There are many other worlds calling out to us in the present, which might land together in a common territory. As with the events of June 2013, anthropology is a tool that, along with the dispossessed, the workers and those who do not want to become workers, the young people, and all the struggle for life in anti-extractivist resistance of indigenous people of the Americas can work to find and to sustain another place to land; through wild and unexpected alliances where everything is still possible, including sabotaging this greater “Brazil of progress” represented in a terrifying version by Bolsonaro. Taking part in the ongoing ontological war is finally to realize that our class struggle is a war of worlds.
1. In June 2013 millions of people took to the streets to oppose the regime of financialized liberal democracy and the unsustainable gap between rulers and ruled—a multitudinous demonstration.
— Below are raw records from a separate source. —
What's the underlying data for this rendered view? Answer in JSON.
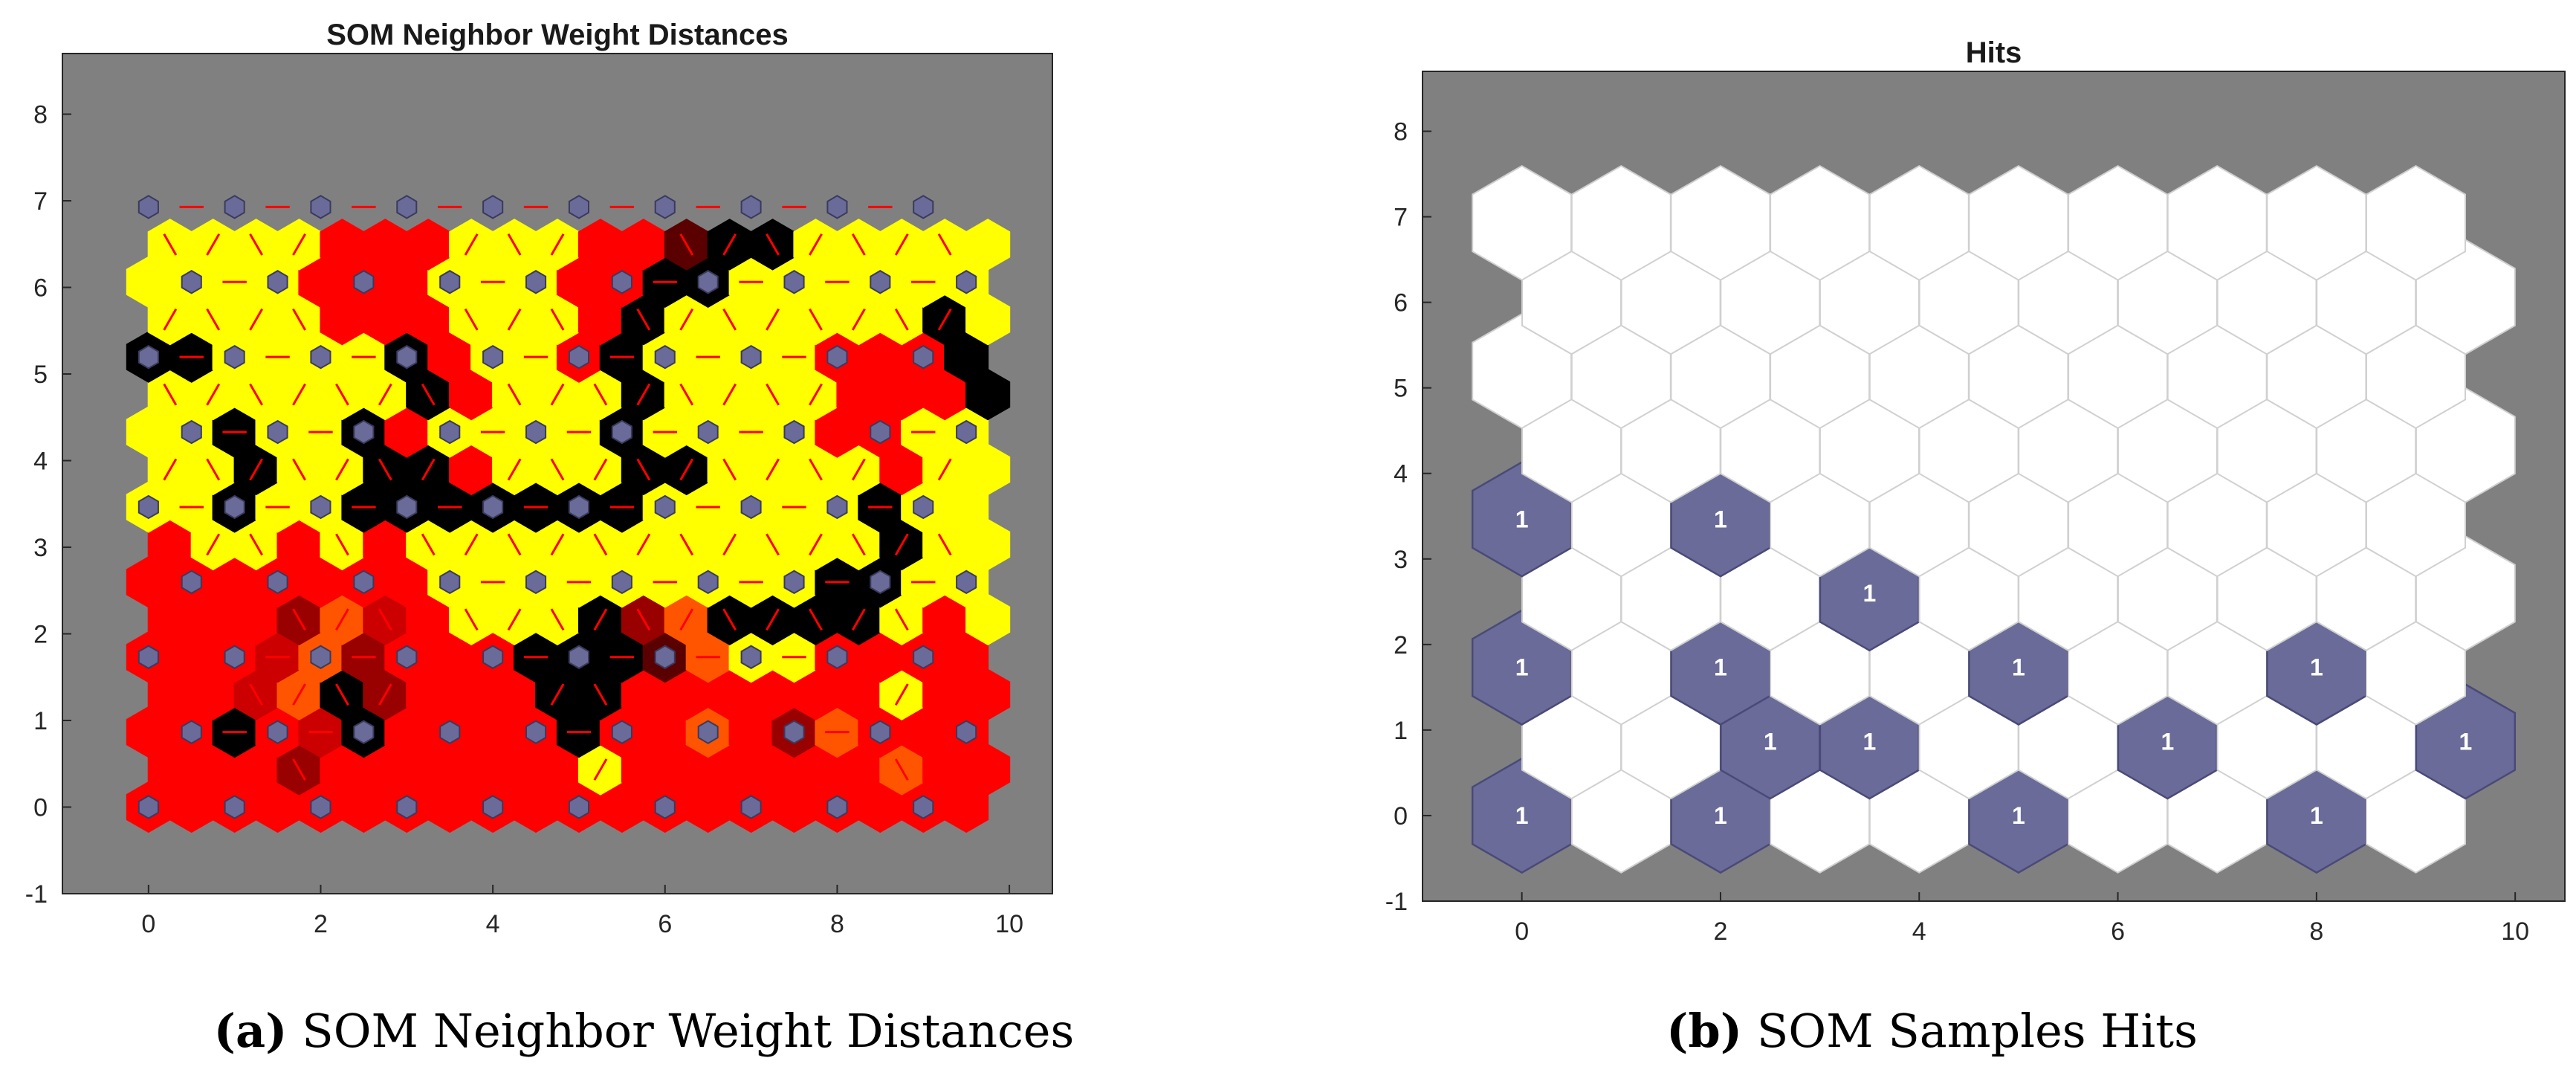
{
  "chart_data": [
    {
      "type": "heatmap",
      "title": "SOM Neighbor Weight Distances",
      "caption_label": "(a)",
      "caption_text": "SOM Neighbor Weight Distances",
      "xlim": [
        -1,
        10.5
      ],
      "ylim": [
        -1,
        8.7
      ],
      "xticks": [
        "0",
        "2",
        "4",
        "6",
        "8",
        "10"
      ],
      "yticks": [
        "-1",
        "0",
        "1",
        "2",
        "3",
        "4",
        "5",
        "6",
        "7",
        "8"
      ],
      "grid": false,
      "background_color": "#808080",
      "neuron_color": "#6b6b9a",
      "connection_line_color": "#ff0000",
      "color_scale": [
        "#ffff00",
        "#ff0000",
        "#ff5500",
        "#cc0000",
        "#990000",
        "#5a0000",
        "#000000"
      ],
      "note": "hexagonal topology 10x9; darker colors = larger distances",
      "neuron_rows": 9,
      "neuron_cols": 10,
      "distance_levels": [
        [
          1,
          1,
          1,
          1,
          1,
          1,
          1,
          1,
          1,
          1,
          1,
          1,
          1,
          1,
          1,
          1,
          1,
          1,
          1,
          1
        ],
        [
          1,
          1,
          1,
          4,
          1,
          1,
          1,
          1,
          1,
          1,
          0,
          1,
          1,
          1,
          1,
          1,
          1,
          2,
          1,
          1
        ],
        [
          1,
          1,
          6,
          1,
          3,
          6,
          1,
          1,
          1,
          1,
          6,
          1,
          1,
          2,
          1,
          4,
          2,
          1,
          1,
          1
        ],
        [
          1,
          1,
          3,
          2,
          6,
          4,
          1,
          1,
          1,
          6,
          6,
          1,
          1,
          1,
          1,
          1,
          1,
          0,
          1,
          1
        ],
        [
          1,
          1,
          1,
          3,
          2,
          4,
          1,
          1,
          1,
          6,
          6,
          6,
          5,
          2,
          0,
          0,
          1,
          1,
          1,
          1
        ],
        [
          1,
          1,
          1,
          4,
          2,
          3,
          1,
          0,
          0,
          0,
          6,
          4,
          2,
          6,
          6,
          6,
          6,
          0,
          1,
          0
        ],
        [
          1,
          1,
          1,
          1,
          1,
          1,
          1,
          0,
          0,
          0,
          0,
          0,
          0,
          0,
          0,
          0,
          6,
          6,
          0,
          0
        ],
        [
          1,
          0,
          0,
          1,
          0,
          1,
          0,
          0,
          0,
          0,
          0,
          0,
          0,
          0,
          0,
          0,
          0,
          6,
          0,
          0
        ],
        [
          0,
          0,
          6,
          0,
          0,
          6,
          6,
          6,
          6,
          6,
          6,
          6,
          0,
          0,
          0,
          0,
          0,
          6,
          0,
          0
        ],
        [
          0,
          0,
          6,
          0,
          0,
          6,
          6,
          1,
          0,
          0,
          0,
          6,
          6,
          0,
          0,
          0,
          0,
          1,
          0,
          0
        ],
        [
          0,
          0,
          6,
          0,
          0,
          6,
          1,
          0,
          0,
          0,
          0,
          6,
          0,
          0,
          0,
          0,
          1,
          1,
          0,
          0
        ],
        [
          0,
          0,
          0,
          0,
          0,
          0,
          6,
          1,
          0,
          0,
          0,
          6,
          0,
          0,
          0,
          0,
          1,
          1,
          1,
          6
        ],
        [
          6,
          6,
          0,
          0,
          0,
          0,
          6,
          1,
          0,
          0,
          1,
          6,
          0,
          0,
          0,
          0,
          1,
          1,
          1,
          6
        ],
        [
          0,
          0,
          0,
          0,
          1,
          1,
          1,
          0,
          0,
          0,
          1,
          6,
          0,
          0,
          0,
          0,
          0,
          0,
          6,
          0
        ],
        [
          0,
          0,
          0,
          0,
          1,
          1,
          1,
          0,
          0,
          0,
          1,
          1,
          6,
          6,
          0,
          0,
          0,
          0,
          0,
          0
        ],
        [
          0,
          0,
          0,
          0,
          1,
          1,
          1,
          0,
          0,
          0,
          1,
          1,
          5,
          6,
          6,
          0,
          0,
          0,
          0,
          0
        ]
      ]
    },
    {
      "type": "heatmap",
      "title": "Hits",
      "caption_label": "(b)",
      "caption_text": "SOM Samples Hits",
      "xlim": [
        -1,
        10.5
      ],
      "ylim": [
        -1,
        8.7
      ],
      "xticks": [
        "0",
        "2",
        "4",
        "6",
        "8",
        "10"
      ],
      "yticks": [
        "-1",
        "0",
        "1",
        "2",
        "3",
        "4",
        "5",
        "6",
        "7",
        "8"
      ],
      "grid": false,
      "background_color": "#808080",
      "empty_cell_color": "#ffffff",
      "hit_cell_color": "#6b6b9a",
      "neuron_rows": 9,
      "neuron_cols": 10,
      "hits": [
        {
          "row": 0,
          "col": 0,
          "count": "1"
        },
        {
          "row": 0,
          "col": 2,
          "count": "1"
        },
        {
          "row": 0,
          "col": 5,
          "count": "1"
        },
        {
          "row": 0,
          "col": 8,
          "count": "1"
        },
        {
          "row": 1,
          "col": 2,
          "count": "1"
        },
        {
          "row": 1,
          "col": 3,
          "count": "1"
        },
        {
          "row": 1,
          "col": 6,
          "count": "1"
        },
        {
          "row": 1,
          "col": 9,
          "count": "1"
        },
        {
          "row": 2,
          "col": 0,
          "count": "1"
        },
        {
          "row": 2,
          "col": 2,
          "count": "1"
        },
        {
          "row": 2,
          "col": 5,
          "count": "1"
        },
        {
          "row": 2,
          "col": 8,
          "count": "1"
        },
        {
          "row": 3,
          "col": 3,
          "count": "1"
        },
        {
          "row": 4,
          "col": 0,
          "count": "1"
        },
        {
          "row": 4,
          "col": 2,
          "count": "1"
        }
      ]
    }
  ]
}
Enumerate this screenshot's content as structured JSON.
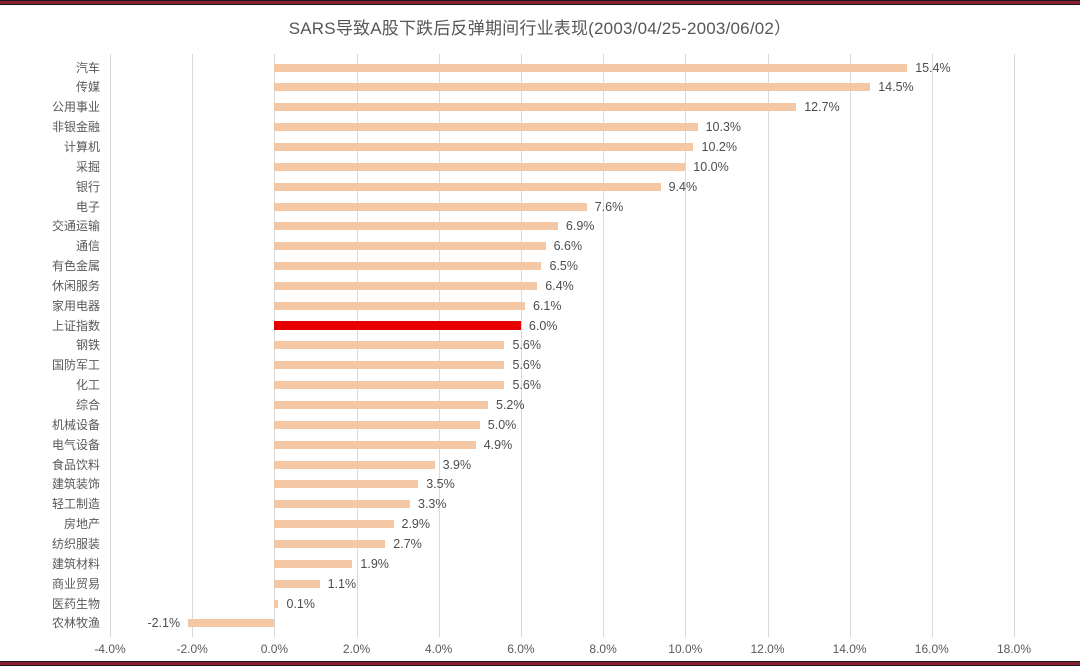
{
  "page": {
    "background": "#ffffff",
    "border_rule_color": "#8b2034"
  },
  "chart_data": {
    "type": "bar",
    "orientation": "horizontal",
    "title": "SARS导致A股下跌后反弹期间行业表现(2003/04/25-2003/06/02）",
    "categories": [
      "汽车",
      "传媒",
      "公用事业",
      "非银金融",
      "计算机",
      "采掘",
      "银行",
      "电子",
      "交通运输",
      "通信",
      "有色金属",
      "休闲服务",
      "家用电器",
      "上证指数",
      "钢铁",
      "国防军工",
      "化工",
      "综合",
      "机械设备",
      "电气设备",
      "食品饮料",
      "建筑装饰",
      "轻工制造",
      "房地产",
      "纺织服装",
      "建筑材料",
      "商业贸易",
      "医药生物",
      "农林牧渔"
    ],
    "values": [
      15.4,
      14.5,
      12.7,
      10.3,
      10.2,
      10.0,
      9.4,
      7.6,
      6.9,
      6.6,
      6.5,
      6.4,
      6.1,
      6.0,
      5.6,
      5.6,
      5.6,
      5.2,
      5.0,
      4.9,
      3.9,
      3.5,
      3.3,
      2.9,
      2.7,
      1.9,
      1.1,
      0.1,
      -2.1
    ],
    "value_labels": [
      "15.4%",
      "14.5%",
      "12.7%",
      "10.3%",
      "10.2%",
      "10.0%",
      "9.4%",
      "7.6%",
      "6.9%",
      "6.6%",
      "6.5%",
      "6.4%",
      "6.1%",
      "6.0%",
      "5.6%",
      "5.6%",
      "5.6%",
      "5.2%",
      "5.0%",
      "4.9%",
      "3.9%",
      "3.5%",
      "3.3%",
      "2.9%",
      "2.7%",
      "1.9%",
      "1.1%",
      "0.1%",
      "-2.1%"
    ],
    "highlight_category": "上证指数",
    "highlight_index": 13,
    "highlight_color": "#e60000",
    "bar_color": "#f5c8a5",
    "xlabel": "",
    "ylabel": "",
    "xlim": [
      -4,
      18
    ],
    "xtick_values": [
      -4,
      -2,
      0,
      2,
      4,
      6,
      8,
      10,
      12,
      14,
      16,
      18
    ],
    "xticks": [
      "-4.0%",
      "-2.0%",
      "0.0%",
      "2.0%",
      "4.0%",
      "6.0%",
      "8.0%",
      "10.0%",
      "12.0%",
      "14.0%",
      "16.0%",
      "18.0%"
    ],
    "grid": "vertical",
    "gridline_color": "#d9d9d9",
    "legend": "none"
  }
}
See the previous Hot Spot series on Protesting Democracy in Brazil organized by Alexander S. Dent and Rosana Pinheiro-Machado.
3. Here we borrow the idea of landing somewherefrom Bruno Latour (2018) to suggest the question of belonging to a particular soil. We can think in opposition to a Left-to-rule referring not only to the institutional Left but also to a type of organization and way of thinking that supposes hierarchy and relations of obedience between experts and amateurs, “we” and “the people,” enlightened and alienated, and so on.
Kopenawa, Davi, and Bruce Albert. 2015. A queda do céu: Palavras de um xamã yanomami. São Paulo: Companhia das Letras.
Latour, Bruno. 2018. Down to Earth: Politics in the New Climatic Regime. Cambridge, UK: Polity.